È un richiamo mitologico, è foriero di queste ispirazioni che nascono tra mare e golfo. Possono essere anche le necessità di scendere a compromessi con le cose della vita. Senza quelli saresti un’altra persona, serve la cera nelle orecchie per non cadere in loro tentazione. Soprattutto la cera serve nel mondo dello spettacolo per rimanere fedeli a se stessi, per abbracciare l’urgenza espressiva.
Di un progetto come il tuo si dice che non esistono orizzonti. Ne sei consapevole?
Il mio lavoro non è pre-impostato. Il quadro è spostare l’asticella e fare cose che senti tue per quanto certi paletti le frenino, è vivere oggi il pensiero di ieri. Non mi sento figlio del mio tempo per un discorso anche estetico, di ispirazioni agli anni Settanta e Ottanta. Per altro utilizzo solo strumenti dell’epoca.
Sia Sognatrici napoletane che Selezioni esotiche raccontano Napoli ma con una prospettiva mediterranea: quali sono i punti di contatto tra i due mondi che hai creato?
È l’espressione di un ponte tra popoli. C’è l’anima latina, da noi anche quella araba, e l’americana è l’ultima. Napoli è un contenitore di sonorità e influenze. Il neomelodico ricorda il canto del muezzin in alcune sfumature. Napoli è sotto i riflettori per lo scudetto e per rivalutazione ambientale. L’album nasce nel 2020 e dentro c’è il coro che parla di una Napoli che ora va bene ed è spendibile. Tutti oggi vogliono un pezzo di Napoli.
Tra la mitologia di Morphé e il realismo magico di Quimere cosa c’è?
Un percorso che non è una linea retta. Parto dalla melodia e quello che unisce il tutto sono Punta Campanella e Punta Posillipo che sono legate ma presentano scenari differenti.
Mi dici anche qualcosa di più sulla simbologia della copertina di Morphé: Napoli, la mezza luna umanizzata sul Vesuvio e i tasti del pianoforte che sembrano un elemento protettivo.
È onirica come prospettiva. C’è anche Capri che è una isola importante. Vivo a Portici, alle pendici del vulcano e la visita al Vesuvio è il mio cammino di Santiago. Va protetta la peculiarità musicale ed espressiva napoletana.
In Quimere invece vedo, per dirla con Paolo Conte, “quel mare scuro che si muove anche di notte e non sta fermo mai”, un occhio che sembra quello di Dio e una lava colorata, almeno io lo interpreto così: è giusto?
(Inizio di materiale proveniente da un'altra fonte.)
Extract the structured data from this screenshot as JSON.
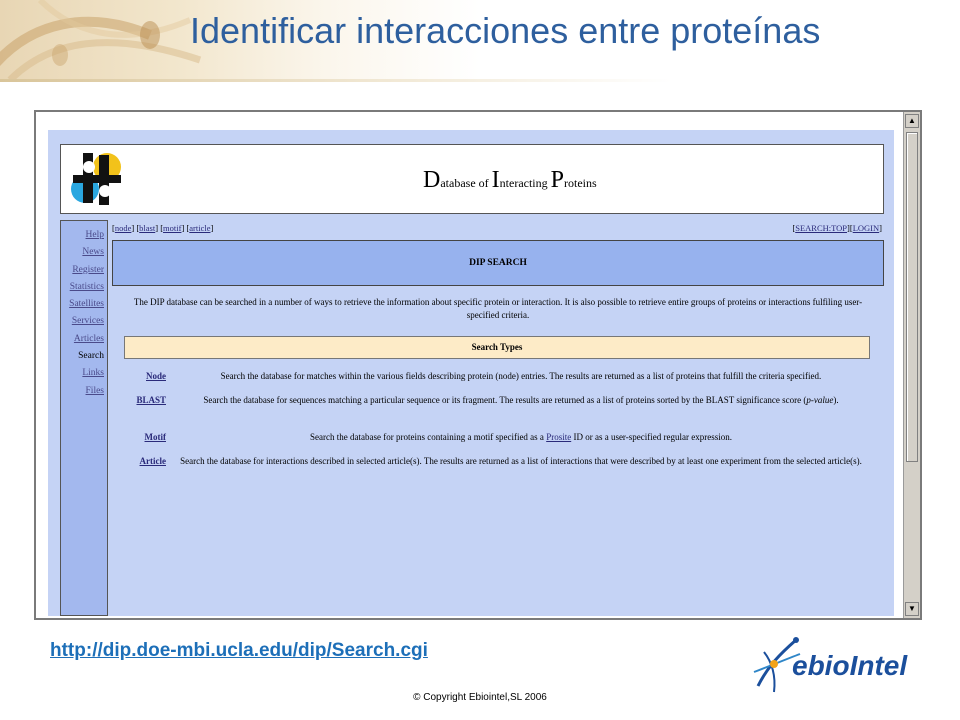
{
  "slide": {
    "title": "Identificar interacciones entre proteínas",
    "url": "http://dip.doe-mbi.ucla.edu/dip/Search.cgi",
    "copyright": "© Copyright Ebiointel,SL 2006"
  },
  "brand": {
    "logo_text_e": "e",
    "logo_text_rest": "bioIntel"
  },
  "dip": {
    "title_D": "D",
    "title_atabase_of": "atabase of",
    "title_I": "I",
    "title_nteracting": "nteracting",
    "title_P": "P",
    "title_roteins": "roteins"
  },
  "sidebar": {
    "items": [
      {
        "label": "Help"
      },
      {
        "label": "News"
      },
      {
        "label": "Register"
      },
      {
        "label": "Statistics"
      },
      {
        "label": "Satellites"
      },
      {
        "label": "Services"
      },
      {
        "label": "Articles"
      },
      {
        "label": "Search"
      },
      {
        "label": "Links"
      },
      {
        "label": "Files"
      }
    ]
  },
  "nav": {
    "left": [
      "node",
      "blast",
      "motif",
      "article"
    ],
    "right": [
      "SEARCH:TOP",
      "LOGIN"
    ]
  },
  "search": {
    "header": "DIP SEARCH",
    "intro": "The DIP database can be searched in a number of ways to retrieve the information about specific protein or interaction. It is also possible to retrieve entire groups of proteins or interactions fulfiling user-specified criteria.",
    "types_header": "Search Types",
    "types": [
      {
        "name": "Node",
        "desc": "Search the database for matches within the various fields describing protein (node) entries. The results are returned as a list of proteins that fulfill the criteria specified."
      },
      {
        "name": "BLAST",
        "desc_a": "Search the database for sequences matching a particular sequence or its fragment. The results are returned as a list of proteins sorted by the BLAST significance score (",
        "desc_em": "p-value",
        "desc_b": ")."
      },
      {
        "name": "Motif",
        "desc_a": "Search the database for proteins containing a motif specified as a ",
        "desc_link": "Prosite",
        "desc_b": " ID or as a user-specified regular expression."
      },
      {
        "name": "Article",
        "desc": "Search the database for interactions described in selected article(s). The results are returned as a list of interactions that were described by at least one experiment from the selected article(s)."
      }
    ]
  },
  "colors": {
    "title_blue": "#2e5f9e",
    "page_bg": "#c5d3f5",
    "sidebar_bg": "#a3b8ee",
    "header_bg": "#97b2ee",
    "types_bg": "#fdebc7",
    "url_blue": "#1d6fb8"
  }
}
Sì, è una immagine esistenzialista, in quel periodo leggevo molto Camus. C’è una dicotomia continua tra quello che vorresti e quello che poi fai. Per questo c’è l’istmo, ovvero le due sponde della propria coscienza. Ma rappresenta anche l’impossibilità di incontrarsi a metà strada.
Il tuo è un progetto che non può essere catalogato: da una parte ti lascia la massima libertà ma dall’altra rischi che molti che potrebbero non solo apprezzarlo ma soprattutto comprenderlo non ne vengano a conoscenza. Ci pensi?
Lo ho accettato. Ne parliamo spessissimo. Quando un lavoro esce è del pubblico. Non voglio subordinare la necessità di comunicare per passare in radio. Comunque ci sono isole felici radiofoniche. Il compromesso può anche essere positivo se vissuto in modo spontaneo.
Inghilterra e Francia amano la tua musica: in Italia manca la curiosità?
Siamo malati di social e manca la curiosità. Io sono in autoproduzione.
Che accadrà nelle prossime settimane?
Ci sono concerti saltati per il maltempo. Farò ancora dei live, dei dj set e a settembre si va in letargo per riprendere la scrittura e la composizione. Sto pensando a un nuovo progetto discografico e a tappe indoor in primavera. La nostra è una start up musicale in quotidiano divenire.